Jendela 14

51 18 4
                                    

Hai, Regin and I are back. Gimana kabar kalian semua? Semoga selalu baik dirumah aja. Tetep semangat meski WFH atau kuliah dari rumah diperpanjang yah. 

Kalau kata Lauv. I'm so tired stay at home, stay home, stay at home. Just wanna go out, wanna go out, wanna out. HAHAHAHA oke' gariing.

Siapa tim Dale dan mana tim Bayu?  Tim Dale ngopi Dalgona dulu yah.... Soalnya bab ini masih akan tentang Regin dan Bayu. 

Kuy, lanjut baca. 

************************************************************************************

"Sukanya traveling kemana?" Tanya Regin melalui pesan teks. Sejak mereka bertukar nomer telepon, aplikasi pesan teksnya jadi meriah notifikasi.

"Laut. Free diving is my favorite one." Terangnya kemudian bergegas mencari foto-foto liburannya untuk diperlihatkan pada Regin.

Enam foto berderet masuk. Regin melihat sosok santai dan bebas berdiri berlatar matahari terbenam di sebuah pantai, kemudian di dalam air, dibawah pohon kelapa, dibawah air diantara terumbu karang, ikan, ubur-ubur dan di atas perahu. Jiwa petualang terpantul dari mata di dalam setiap foto yang berhasil membuat kesan lebih dalam di hati Regin tanpa Bayu menyadarinya.

Setiap orang memiliki cara menunjukan kasih sayang dan perhatian. Kedekatan mereka menuju kearah yang lebih jauh lagi. Melangkah berdua berhari-hari, saling dukung, saling menjadi tempat bersandar ketika lelah, saling berusaha meningkatkan daya tarik, saling berusaha menemukan irama terbaik agar perbedaan komunikasi mereka tidak akan pernah jadi batu sandungan.

Kebiasaan bertukar pesan setiap hari dan hampir kapan saja ketika bersama Dale rupanya membuat Regin tidak siap jika orang baru yang datang tidak memiliki pola atau cara yang sama dalam memperlakukannya. Dia tidak biasa jika Bayu hanya menyapanya sekali-dua kali dalam sehari dan hanya bertemu sekali dalam satu minggu meski kotak makan siang masih terus dia kirim. Hal itu menimbulkan perang sendiri karena dia harus berhenti membandingan Bayu dengan Dale.

Suatu malam ketika Bayu mengantar Regin pulang, dia membaca raut wajah tidak biasa yang tidak ingin dia lihat. Sekalipun baginya saat ini Regin adalah segalanya, disuguhi raut muka muram ketika dia berusaha menemui Regin disela-sela kesibukan tetap membuatnya kesal. Selama sepuluh menit, mereka cuma diam di dalam mobil. Masing-masing hanyut ke dunia di dalam ponsel.

Dengusan Regin memecah kekakuan mereka, Regin bergeges keluar.
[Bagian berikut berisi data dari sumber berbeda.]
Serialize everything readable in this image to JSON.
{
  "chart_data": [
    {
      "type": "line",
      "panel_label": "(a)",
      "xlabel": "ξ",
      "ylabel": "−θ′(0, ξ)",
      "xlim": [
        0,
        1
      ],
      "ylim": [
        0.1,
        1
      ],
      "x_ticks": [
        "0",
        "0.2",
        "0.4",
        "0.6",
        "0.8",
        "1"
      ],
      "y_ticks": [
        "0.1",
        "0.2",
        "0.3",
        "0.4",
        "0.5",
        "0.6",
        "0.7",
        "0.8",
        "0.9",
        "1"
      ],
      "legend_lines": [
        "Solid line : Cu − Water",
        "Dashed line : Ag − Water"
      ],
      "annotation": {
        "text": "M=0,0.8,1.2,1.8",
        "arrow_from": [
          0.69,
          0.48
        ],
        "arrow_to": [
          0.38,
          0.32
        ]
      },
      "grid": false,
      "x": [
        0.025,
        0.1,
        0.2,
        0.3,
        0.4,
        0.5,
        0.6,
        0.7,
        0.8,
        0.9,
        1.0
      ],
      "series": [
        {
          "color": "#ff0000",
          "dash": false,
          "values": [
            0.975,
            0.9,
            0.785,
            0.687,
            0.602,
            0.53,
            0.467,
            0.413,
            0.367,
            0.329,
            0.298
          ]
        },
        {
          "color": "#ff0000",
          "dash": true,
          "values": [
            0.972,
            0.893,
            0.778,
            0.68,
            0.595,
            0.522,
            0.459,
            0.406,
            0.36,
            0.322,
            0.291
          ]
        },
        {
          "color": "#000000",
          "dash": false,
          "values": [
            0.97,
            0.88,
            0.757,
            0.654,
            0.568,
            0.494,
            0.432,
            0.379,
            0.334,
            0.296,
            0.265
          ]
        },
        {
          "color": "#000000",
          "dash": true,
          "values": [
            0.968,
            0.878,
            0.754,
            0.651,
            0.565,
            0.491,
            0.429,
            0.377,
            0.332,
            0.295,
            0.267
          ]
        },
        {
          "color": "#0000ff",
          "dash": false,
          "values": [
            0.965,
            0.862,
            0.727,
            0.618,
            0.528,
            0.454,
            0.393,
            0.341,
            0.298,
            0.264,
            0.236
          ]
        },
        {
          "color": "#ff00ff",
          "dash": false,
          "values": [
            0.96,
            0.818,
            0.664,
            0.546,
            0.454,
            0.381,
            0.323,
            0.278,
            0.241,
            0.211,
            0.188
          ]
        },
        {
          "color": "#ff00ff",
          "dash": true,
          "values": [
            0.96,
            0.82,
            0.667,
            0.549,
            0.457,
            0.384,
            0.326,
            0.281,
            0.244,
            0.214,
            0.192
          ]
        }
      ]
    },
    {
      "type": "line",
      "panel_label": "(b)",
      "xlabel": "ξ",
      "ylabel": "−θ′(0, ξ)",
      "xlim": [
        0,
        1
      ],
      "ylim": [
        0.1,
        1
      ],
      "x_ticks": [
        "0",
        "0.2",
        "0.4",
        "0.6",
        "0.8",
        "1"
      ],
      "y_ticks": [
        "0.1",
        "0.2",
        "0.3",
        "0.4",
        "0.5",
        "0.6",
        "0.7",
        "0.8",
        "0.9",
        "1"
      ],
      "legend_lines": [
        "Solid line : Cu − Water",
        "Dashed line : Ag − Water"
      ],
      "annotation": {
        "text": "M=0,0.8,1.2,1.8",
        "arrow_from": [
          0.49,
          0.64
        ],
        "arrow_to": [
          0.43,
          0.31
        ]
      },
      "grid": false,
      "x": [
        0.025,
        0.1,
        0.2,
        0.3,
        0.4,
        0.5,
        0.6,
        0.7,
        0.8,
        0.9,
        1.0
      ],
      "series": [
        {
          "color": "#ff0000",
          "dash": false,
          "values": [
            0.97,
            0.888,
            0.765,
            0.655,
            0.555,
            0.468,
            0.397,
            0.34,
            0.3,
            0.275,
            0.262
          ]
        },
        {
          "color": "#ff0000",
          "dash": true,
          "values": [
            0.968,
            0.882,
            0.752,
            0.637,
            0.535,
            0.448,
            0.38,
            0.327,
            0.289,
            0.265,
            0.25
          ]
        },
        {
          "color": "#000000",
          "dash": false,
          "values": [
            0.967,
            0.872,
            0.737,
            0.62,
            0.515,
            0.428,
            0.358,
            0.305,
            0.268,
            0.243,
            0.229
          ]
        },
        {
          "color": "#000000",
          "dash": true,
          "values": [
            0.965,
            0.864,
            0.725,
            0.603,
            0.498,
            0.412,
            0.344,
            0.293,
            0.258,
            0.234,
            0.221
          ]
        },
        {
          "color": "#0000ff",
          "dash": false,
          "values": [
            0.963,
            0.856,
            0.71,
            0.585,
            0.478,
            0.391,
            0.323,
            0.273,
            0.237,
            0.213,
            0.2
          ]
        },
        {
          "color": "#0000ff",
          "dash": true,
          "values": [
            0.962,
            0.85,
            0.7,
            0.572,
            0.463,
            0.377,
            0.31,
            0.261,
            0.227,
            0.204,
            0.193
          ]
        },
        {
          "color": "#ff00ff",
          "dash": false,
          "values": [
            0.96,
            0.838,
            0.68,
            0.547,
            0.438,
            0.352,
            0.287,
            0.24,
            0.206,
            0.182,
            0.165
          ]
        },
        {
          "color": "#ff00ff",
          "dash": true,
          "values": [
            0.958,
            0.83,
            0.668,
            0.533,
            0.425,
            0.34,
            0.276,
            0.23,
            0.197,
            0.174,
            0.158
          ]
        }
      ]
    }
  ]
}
Bayu lantas menahannya.

"Aku cape."

"Aku tahu." Sahut Bayu mendekati Regin untuk menarik kembali pintu mobil. "Lagi ada masalah dikantor?"

Regin menggeleng sebagai jawaban.

"Mukanya kenapa gitu?"

"Aku cuma cape."

"Jangan kasih aku kode, bilang terus terang hal yang ganjal pikiran kamu."

Merasa di desak, Regin akhinya buka suara. "Kamu cuek. Chat pelit, jarang mau di ajak telepon apalagi diajak ketemu. Susah. Harus tunggu jadwal dari kamu."

Bayu terkekeh, sebelah bibirnya tersenyum getir.

"Aku memang bukan tipe orang suka ngobrol panjang-lebar di chat atau telepon. Tapi, bukan artinya cuek. Adanya begini. Kalau soal ketemu, jarak depok-tebet kan lumayan jauh, bukan jauhnya tapi macet. Akan jadi kurang efektif kalau aku maksain ketemu kamu setelah pulang kerja tapi, waktu kita ketemu nanti hanya akan sebentar."